An idea that stays in your system for so long is worth following, even if you do not have the words to explain why. This “360” idea has been on my mind for fifteen years. I came across it in grad school. I had this idea that human beings were merely sticks poking out of the planet, spinning around in emptiness. The concept of our tininess within the vastness of living space was overwhelming. I tried to articulate this idea by sewing large patches of canvas together, standing on top of them, and recording what I saw as I rotated around the center.
I was never able to create anything that felt solid out of those experiments. They were too fractured, almost childlike. The world felt overwhelmed with information and impossible to articulate. I destroyed those initial studies, but every year the idea of recording the space around would swing back into my thinking process. How might we be able to enter a pictorial space, to escape inside it and see it from all sides? Does painting allow for that kind of entrance and escape?
Transforming my entire surroundings into a representational space seemed impossible, until recently. At the beginning of 2016, I left my studio in Santa Fe, which I worked out of for eight years, and moved across the country. The life change was a jump start to clarity. I shed years of unused materials and inherited objects gathering dust in the corners. I took myself out of my comfort zone and daily working routine.
For three months, I was without a studio, and as a somewhat forced experiment, I focused strictly on drawing. For the first time in my career, I started to use an eraser: I was constantly destroying and rebuilding the space around me, and really fought with the drawing to get it right. I began to see the lucid power behind a well-structured linear composition. A sense of fluidity started to come through.
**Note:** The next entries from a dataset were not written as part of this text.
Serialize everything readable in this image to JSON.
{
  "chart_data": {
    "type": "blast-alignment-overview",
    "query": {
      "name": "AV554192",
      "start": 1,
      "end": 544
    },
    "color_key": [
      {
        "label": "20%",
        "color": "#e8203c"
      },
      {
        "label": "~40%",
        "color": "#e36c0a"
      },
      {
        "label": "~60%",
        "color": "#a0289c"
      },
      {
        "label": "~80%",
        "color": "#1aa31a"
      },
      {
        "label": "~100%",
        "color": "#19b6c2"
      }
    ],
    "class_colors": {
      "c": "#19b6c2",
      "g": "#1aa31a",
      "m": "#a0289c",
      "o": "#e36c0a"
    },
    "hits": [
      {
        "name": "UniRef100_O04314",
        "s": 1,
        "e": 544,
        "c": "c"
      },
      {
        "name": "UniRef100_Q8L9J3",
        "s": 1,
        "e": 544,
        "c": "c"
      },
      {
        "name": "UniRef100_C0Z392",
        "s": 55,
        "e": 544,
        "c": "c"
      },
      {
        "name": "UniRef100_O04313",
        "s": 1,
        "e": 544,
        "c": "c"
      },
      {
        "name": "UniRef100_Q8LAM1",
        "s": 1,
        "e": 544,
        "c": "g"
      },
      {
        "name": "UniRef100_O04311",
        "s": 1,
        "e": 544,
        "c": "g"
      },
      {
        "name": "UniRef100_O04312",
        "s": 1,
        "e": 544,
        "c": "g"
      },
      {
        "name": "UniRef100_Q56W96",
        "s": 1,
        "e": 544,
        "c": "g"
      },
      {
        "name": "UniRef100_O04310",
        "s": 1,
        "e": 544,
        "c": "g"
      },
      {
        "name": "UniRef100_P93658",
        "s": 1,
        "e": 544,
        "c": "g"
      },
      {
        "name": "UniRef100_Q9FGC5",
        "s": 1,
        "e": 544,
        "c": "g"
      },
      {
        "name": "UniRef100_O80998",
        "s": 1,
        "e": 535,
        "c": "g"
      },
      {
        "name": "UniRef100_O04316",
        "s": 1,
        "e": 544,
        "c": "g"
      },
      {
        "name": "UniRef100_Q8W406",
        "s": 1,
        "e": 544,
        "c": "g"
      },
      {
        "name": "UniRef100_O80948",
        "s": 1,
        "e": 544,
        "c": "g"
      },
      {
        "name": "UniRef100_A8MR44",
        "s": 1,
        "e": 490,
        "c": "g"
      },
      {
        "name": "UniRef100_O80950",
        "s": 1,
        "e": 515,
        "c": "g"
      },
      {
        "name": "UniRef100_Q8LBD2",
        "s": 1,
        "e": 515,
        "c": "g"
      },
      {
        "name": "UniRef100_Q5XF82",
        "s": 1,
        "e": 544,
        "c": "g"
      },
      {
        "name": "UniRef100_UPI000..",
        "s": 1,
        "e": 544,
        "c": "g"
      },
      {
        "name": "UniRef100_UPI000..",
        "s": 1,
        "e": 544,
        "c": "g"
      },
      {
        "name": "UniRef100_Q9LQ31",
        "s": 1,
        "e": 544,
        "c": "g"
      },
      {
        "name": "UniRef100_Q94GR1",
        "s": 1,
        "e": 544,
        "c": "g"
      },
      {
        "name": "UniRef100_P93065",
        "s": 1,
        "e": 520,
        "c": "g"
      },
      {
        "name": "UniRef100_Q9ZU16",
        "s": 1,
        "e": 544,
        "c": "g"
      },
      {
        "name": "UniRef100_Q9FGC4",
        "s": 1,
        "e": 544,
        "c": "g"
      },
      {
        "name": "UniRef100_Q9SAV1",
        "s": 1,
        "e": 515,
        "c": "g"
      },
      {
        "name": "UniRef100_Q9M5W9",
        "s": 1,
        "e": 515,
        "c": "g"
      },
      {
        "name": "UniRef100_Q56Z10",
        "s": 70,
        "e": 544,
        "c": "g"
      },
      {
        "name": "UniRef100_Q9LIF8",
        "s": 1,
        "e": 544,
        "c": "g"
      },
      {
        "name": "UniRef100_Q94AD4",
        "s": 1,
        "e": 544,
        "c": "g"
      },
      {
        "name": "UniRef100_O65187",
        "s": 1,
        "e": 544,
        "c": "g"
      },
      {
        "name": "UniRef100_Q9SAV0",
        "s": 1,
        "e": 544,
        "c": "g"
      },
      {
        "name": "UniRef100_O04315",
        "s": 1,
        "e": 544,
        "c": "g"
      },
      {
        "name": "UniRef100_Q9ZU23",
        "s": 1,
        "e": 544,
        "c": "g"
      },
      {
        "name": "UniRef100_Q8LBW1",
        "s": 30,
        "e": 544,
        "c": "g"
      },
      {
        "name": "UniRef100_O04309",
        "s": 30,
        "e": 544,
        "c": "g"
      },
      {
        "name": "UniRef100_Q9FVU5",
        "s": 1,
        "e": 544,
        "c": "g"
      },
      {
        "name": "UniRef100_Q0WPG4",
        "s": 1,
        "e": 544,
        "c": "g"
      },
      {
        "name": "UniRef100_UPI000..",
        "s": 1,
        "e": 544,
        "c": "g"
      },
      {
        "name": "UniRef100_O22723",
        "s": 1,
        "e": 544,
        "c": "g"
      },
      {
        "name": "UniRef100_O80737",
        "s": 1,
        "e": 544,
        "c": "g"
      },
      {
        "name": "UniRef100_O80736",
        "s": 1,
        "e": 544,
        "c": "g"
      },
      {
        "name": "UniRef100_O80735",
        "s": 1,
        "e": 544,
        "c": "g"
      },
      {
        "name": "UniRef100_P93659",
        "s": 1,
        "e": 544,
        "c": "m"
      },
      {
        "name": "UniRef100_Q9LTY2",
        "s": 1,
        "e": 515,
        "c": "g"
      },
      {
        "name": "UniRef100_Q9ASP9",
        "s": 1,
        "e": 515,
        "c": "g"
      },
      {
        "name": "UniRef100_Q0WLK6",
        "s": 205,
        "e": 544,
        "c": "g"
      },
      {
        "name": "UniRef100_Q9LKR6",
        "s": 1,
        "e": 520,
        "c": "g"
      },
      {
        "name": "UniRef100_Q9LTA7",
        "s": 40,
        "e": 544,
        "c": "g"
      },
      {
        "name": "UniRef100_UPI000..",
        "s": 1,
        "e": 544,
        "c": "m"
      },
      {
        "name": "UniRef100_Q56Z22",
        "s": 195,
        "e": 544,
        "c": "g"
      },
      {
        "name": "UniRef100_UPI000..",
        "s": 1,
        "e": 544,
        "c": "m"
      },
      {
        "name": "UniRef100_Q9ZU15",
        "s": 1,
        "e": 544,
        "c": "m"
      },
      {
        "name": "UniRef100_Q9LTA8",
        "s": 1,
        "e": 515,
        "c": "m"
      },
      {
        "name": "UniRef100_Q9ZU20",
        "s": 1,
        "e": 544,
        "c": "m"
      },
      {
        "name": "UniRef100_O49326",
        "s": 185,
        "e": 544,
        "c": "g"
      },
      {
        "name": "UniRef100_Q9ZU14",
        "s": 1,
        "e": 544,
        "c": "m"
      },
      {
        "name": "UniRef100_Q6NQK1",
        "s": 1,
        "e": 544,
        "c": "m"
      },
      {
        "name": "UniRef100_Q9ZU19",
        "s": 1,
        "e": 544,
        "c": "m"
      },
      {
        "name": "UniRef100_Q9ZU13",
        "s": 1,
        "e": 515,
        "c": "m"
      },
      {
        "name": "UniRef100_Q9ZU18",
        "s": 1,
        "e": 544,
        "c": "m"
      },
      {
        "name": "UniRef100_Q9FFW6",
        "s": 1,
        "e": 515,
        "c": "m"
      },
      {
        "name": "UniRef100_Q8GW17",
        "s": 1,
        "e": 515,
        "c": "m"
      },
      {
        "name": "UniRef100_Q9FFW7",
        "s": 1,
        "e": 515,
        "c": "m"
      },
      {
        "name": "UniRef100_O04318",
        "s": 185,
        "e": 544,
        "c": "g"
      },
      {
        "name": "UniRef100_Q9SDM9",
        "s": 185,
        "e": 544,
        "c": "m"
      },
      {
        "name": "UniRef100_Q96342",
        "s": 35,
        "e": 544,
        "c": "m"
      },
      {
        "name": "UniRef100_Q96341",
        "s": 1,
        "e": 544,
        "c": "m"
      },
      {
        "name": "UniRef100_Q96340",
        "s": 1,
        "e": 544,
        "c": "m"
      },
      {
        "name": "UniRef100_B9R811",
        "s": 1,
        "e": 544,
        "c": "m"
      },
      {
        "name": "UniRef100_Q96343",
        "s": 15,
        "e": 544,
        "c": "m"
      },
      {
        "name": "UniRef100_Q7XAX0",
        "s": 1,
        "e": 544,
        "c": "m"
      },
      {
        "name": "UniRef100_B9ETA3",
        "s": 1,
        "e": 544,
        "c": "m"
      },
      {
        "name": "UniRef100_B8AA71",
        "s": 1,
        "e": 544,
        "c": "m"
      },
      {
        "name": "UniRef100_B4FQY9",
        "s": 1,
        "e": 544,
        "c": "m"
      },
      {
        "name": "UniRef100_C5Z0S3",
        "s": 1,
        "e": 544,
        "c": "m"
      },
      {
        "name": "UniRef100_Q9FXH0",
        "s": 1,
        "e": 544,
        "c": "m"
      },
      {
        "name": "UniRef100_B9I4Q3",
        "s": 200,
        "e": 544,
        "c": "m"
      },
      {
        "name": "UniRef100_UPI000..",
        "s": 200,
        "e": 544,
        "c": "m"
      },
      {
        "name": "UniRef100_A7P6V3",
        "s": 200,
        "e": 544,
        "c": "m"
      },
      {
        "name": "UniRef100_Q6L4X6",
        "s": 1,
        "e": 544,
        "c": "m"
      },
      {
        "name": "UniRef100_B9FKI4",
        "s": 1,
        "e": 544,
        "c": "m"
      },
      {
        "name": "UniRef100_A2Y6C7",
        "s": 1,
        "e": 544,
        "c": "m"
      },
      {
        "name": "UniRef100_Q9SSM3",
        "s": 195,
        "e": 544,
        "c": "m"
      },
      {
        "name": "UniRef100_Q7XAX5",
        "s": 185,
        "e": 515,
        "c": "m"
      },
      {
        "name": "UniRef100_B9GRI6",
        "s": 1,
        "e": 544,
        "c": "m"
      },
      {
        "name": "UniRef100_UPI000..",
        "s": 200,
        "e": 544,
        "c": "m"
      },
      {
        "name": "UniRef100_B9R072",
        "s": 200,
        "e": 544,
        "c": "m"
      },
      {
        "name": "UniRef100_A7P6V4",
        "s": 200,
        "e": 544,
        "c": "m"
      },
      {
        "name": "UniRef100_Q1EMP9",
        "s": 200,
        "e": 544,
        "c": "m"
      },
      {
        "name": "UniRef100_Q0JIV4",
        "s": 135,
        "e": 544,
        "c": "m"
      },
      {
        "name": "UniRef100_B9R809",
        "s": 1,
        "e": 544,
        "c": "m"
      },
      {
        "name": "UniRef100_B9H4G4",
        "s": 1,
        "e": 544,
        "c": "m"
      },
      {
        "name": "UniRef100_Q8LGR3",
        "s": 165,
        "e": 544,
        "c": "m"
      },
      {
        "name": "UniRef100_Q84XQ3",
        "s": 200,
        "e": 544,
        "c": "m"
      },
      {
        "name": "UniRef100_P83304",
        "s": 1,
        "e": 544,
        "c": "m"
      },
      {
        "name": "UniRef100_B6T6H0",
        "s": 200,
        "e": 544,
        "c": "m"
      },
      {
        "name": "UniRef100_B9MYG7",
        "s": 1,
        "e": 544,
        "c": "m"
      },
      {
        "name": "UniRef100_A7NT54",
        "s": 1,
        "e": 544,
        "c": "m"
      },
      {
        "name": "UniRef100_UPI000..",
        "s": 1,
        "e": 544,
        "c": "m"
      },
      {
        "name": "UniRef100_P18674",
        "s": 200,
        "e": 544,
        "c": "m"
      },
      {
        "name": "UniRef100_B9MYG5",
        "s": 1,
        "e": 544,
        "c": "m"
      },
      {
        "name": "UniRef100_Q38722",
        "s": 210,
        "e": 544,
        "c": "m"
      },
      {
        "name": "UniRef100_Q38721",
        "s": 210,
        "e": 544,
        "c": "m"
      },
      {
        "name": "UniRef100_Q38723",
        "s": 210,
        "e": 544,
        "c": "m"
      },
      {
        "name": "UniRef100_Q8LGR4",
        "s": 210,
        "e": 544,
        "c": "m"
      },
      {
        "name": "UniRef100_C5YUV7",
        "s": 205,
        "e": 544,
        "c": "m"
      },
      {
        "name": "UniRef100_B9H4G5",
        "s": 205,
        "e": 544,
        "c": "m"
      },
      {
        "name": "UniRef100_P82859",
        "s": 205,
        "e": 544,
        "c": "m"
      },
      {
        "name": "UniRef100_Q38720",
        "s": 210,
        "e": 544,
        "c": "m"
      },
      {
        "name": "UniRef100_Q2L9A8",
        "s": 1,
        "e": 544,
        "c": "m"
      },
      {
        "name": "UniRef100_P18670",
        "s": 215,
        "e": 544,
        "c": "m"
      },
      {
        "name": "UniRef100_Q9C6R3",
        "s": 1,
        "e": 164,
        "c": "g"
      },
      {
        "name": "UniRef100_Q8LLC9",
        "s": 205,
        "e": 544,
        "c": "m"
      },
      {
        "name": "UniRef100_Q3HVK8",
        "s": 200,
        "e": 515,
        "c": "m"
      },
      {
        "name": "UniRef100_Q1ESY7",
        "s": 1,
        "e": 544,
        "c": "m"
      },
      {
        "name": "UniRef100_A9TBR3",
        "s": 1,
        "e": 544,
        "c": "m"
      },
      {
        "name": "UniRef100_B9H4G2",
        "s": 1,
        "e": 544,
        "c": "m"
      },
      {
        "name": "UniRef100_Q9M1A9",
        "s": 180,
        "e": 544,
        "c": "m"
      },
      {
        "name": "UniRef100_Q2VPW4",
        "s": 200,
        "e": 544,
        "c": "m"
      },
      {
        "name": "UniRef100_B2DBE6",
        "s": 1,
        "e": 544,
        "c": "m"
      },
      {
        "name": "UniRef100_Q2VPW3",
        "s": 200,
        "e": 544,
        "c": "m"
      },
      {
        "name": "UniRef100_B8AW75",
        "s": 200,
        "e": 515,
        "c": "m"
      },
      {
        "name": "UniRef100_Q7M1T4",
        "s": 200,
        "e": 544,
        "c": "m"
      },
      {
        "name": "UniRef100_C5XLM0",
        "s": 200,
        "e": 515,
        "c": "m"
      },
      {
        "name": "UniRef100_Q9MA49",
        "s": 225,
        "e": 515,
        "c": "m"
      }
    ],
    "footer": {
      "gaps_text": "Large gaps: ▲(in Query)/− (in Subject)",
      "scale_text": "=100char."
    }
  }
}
In March, I set up in a new studio in Southampton, Massachusetts and got back to painting. Surrounded by a new landscape, it seemed only fitting that with such a change I should try out the 360s again. Because of those months spent relearning how to draw, I was able to start seeing results in the color work. While these new works are becoming more linear, they remain highly intuitive and painterly.
In order to get closer to the 360, I needed to manipulate the lines I was seeing into something that would work on the rectangular surface. I had to not just stand in the center, but fully own the fact that I am the center of the space around me, however tiny that center may be. That meant pulling everything into orbit, allowing my gravity to have an effect of what I was seeing. All these elements of painting are finally coming together, and granting a complex idea the opportunity to transform into a lucid, and uniquely bulbous, pictorial space.